Comparison of studies included in the previous meta-analyses.

Study (years)	Meta-analysis by Qin et al (20)	Meta-analysis by Donndorf et al (22)	Meta-analysis by Ali-Hassan-Sayegh et al (21)	(Refs.)
Qi et al (2016)	No	No	No	(15)
Noiseux et al (2016)	No	No	No	(3)
Wang et al (2015)	No	No	No	(13)
Trifunović et al (2015)	No	No	No	(6)
Pätilä et al (2014)	No	No	No	(7)
Nasseri et al (2014)	No	No	Yes	(5)
Lu et al (2013)	Yes	No	No	(16)
Maureira et al (2012)	Yes	No	No	(8)
Hu et al (2011)	Yes	No	No	(4)
Zhao et al (2008)	Yes	Yes	Yes	(14)
Ang et al (2008)	Yes	No	Yes	(9)
Stamm et al (2007)	No	Yes	Yes	(10)
Hendrikx et al (2006)	Yes	Yes	Yes	(11)
Patel et al (2005)	No	Yes	Yes	(12)

Yes refers to the studies that were included in the present study that were also included in previous respective meta-analyses. No refers to the studies that were included in the present study, but were not included in the previous respective meta-analyses.

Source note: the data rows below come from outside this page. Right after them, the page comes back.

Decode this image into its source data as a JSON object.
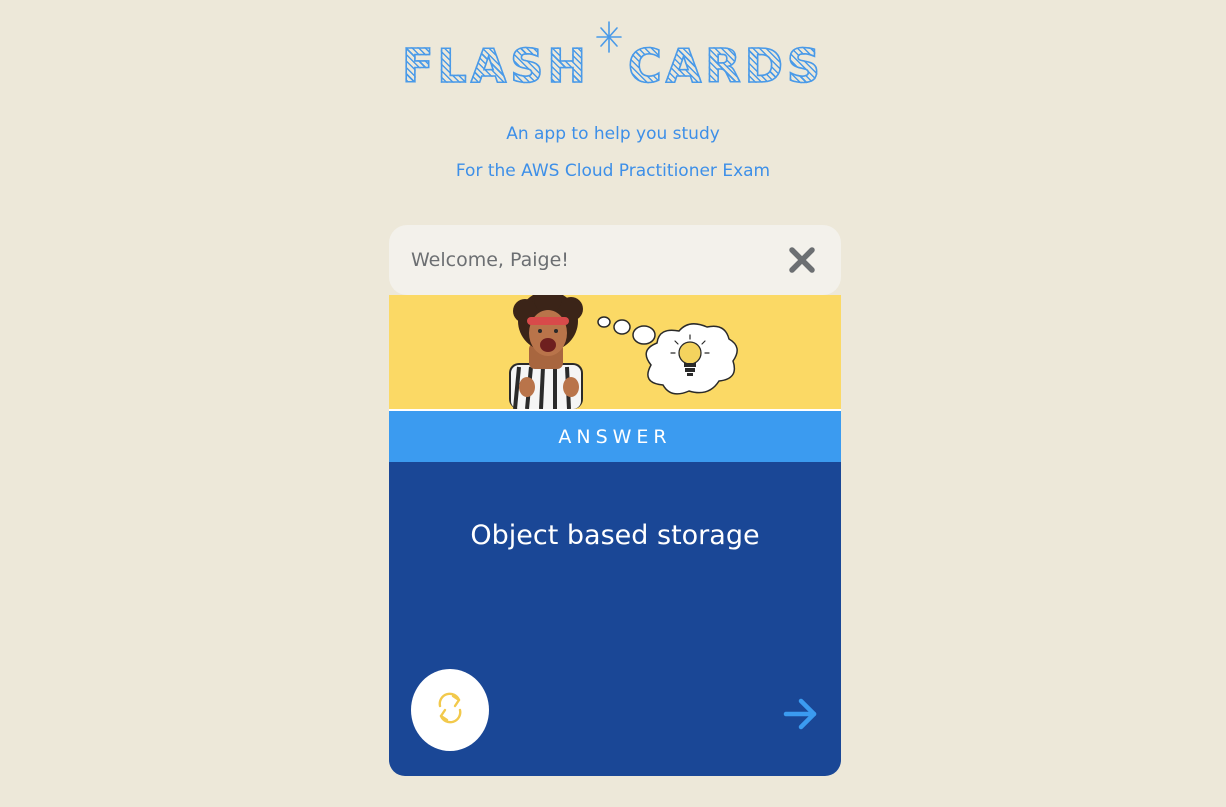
{
  "logo": {
    "word1": "FLASH",
    "word2": "CARDS",
    "star_icon": "sparkle-icon",
    "color": "#4a9ae8"
  },
  "subtitle": {
    "line1": "An app to help you study",
    "line2": "For the AWS Cloud Practitioner Exam"
  },
  "welcome": {
    "text": "Welcome, Paige!",
    "close_icon": "close-icon"
  },
  "card": {
    "banner_image": "woman-lightbulb-thought-illustration",
    "side_label": "ANSWER",
    "content": "Object based storage",
    "flip_icon": "flip-icon",
    "next_icon": "arrow-right-icon"
  },
  "colors": {
    "background": "#ede8d9",
    "accent": "#3b9bf0",
    "card": "#1a4796",
    "banner": "#fbd965",
    "flip_icon": "#f2c94c"
  }
}
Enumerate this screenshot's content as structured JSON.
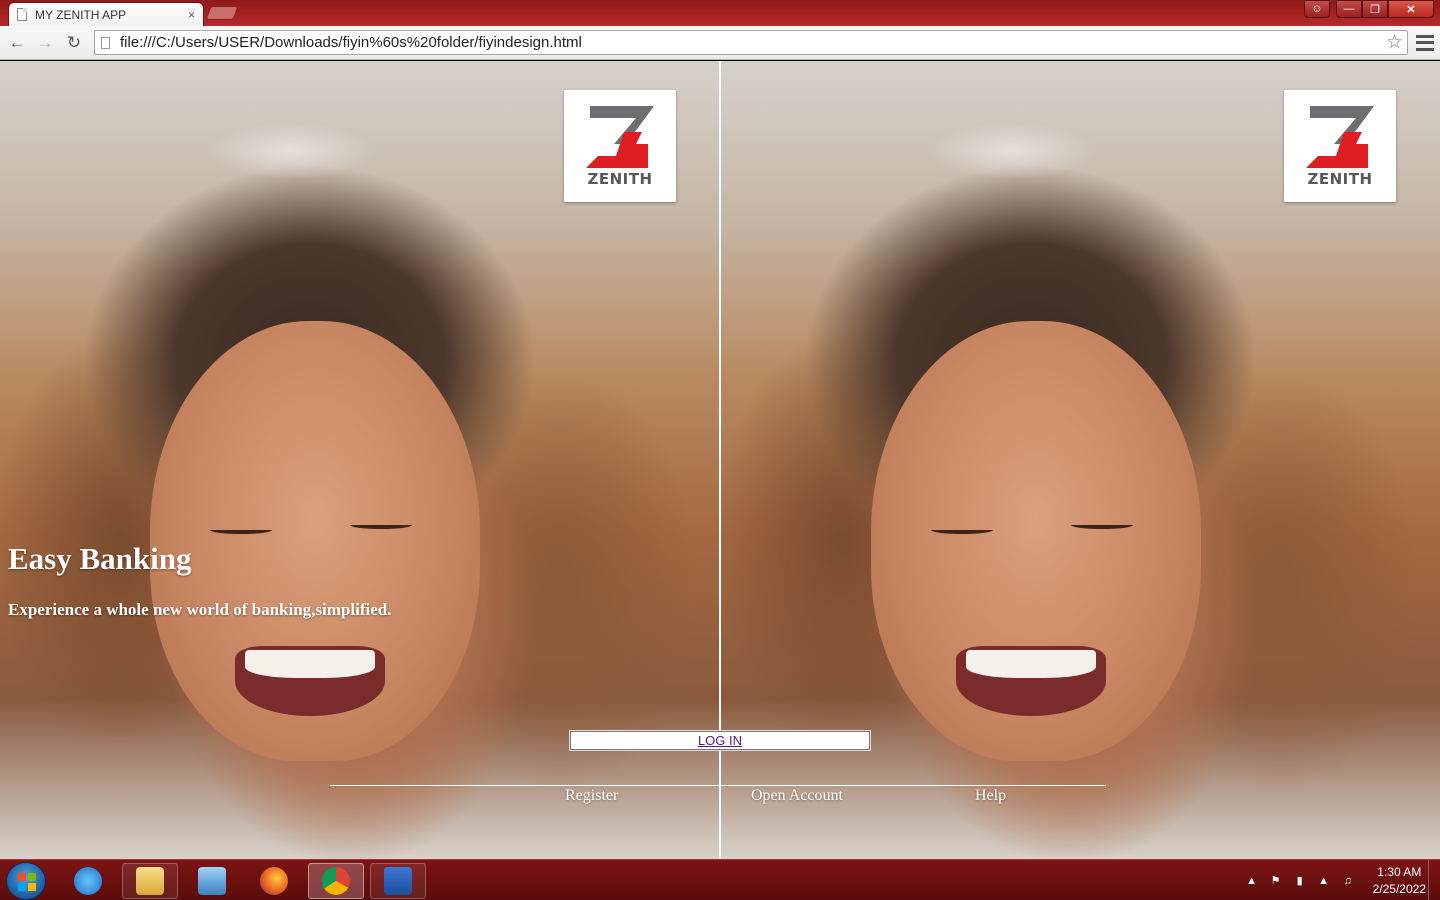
{
  "browser": {
    "tab_title": "MY ZENITH APP",
    "tab_close": "×",
    "url": "file:///C:/Users/USER/Downloads/fiyin%60s%20folder/fiyindesign.html"
  },
  "page": {
    "logo_text": "ZENITH",
    "headline": "Easy Banking",
    "subline": "Experience a whole new world of banking,simplified.",
    "login_label": "LOG IN",
    "footer_links": [
      "Register",
      "Open Account",
      "Help"
    ]
  },
  "colors": {
    "logo_red": "#e11d24",
    "logo_gray": "#6d6e71",
    "chrome_red": "#a82222",
    "link_visited": "#551a8b"
  },
  "taskbar": {
    "items": [
      "start-orb-icon",
      "internet-explorer-icon",
      "file-explorer-icon",
      "media-player-icon",
      "firefox-icon",
      "chrome-icon",
      "word-icon"
    ],
    "clock_time": "1:30 AM",
    "clock_date": "2/25/2022"
  }
}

The present meta-analysis was based on a comprehensive search strategy, including a systematic rigorous approach to the evaluation of RCTs investigating the effectiveness of BMSC therapy in combination with CABG in IHD patients. A detailed subgroup analysis was performed to explore differences in LVEFchange. Although the results of the present study appear promising regarding the efficacy of BMSC therapy, there were also certain limitations: First, there was significant heterogeneity in the present meta-analysis, which may be attributable to the dose and type of BMSC therapy, the timing of CABG combined with BMSC therapy after myocardial ischemia, the baseline LVEF, method of cell processing and outcome measurement methods, and these factors may affect the efficacy of BMSC therapy. Furthermore, the CIs were relatively wide, most likely due to the small number of studies and the relatively sparse subjects in all outcomes. Finally, the follow-up was relatively short in most studies, and the sustained efficacy of BMSC therapy for patients undergoing CABG remains to be further demonstrated. The results of the present meta-analysis should be confirmed in large, adequately powered RCTs assessing the efficacy of BMSC therapy, and outcome measures should be standardised (e.g. LVEF, LVEDV and LVESV). Future research should also focus on the mechanisms of action of BMSC therapy to further confirm the results of meta-analyses in IHD patients.

In conclusion, based on the present evidence, autologous BMSC therapy for patients undergoing CABG appears to be associated with an improvement in LV function. This improvement is beyond that achieved by CABG alone. Therefore, BMSC therapy may be beneficial as an adjuvant therapy for patients undergoing CABG.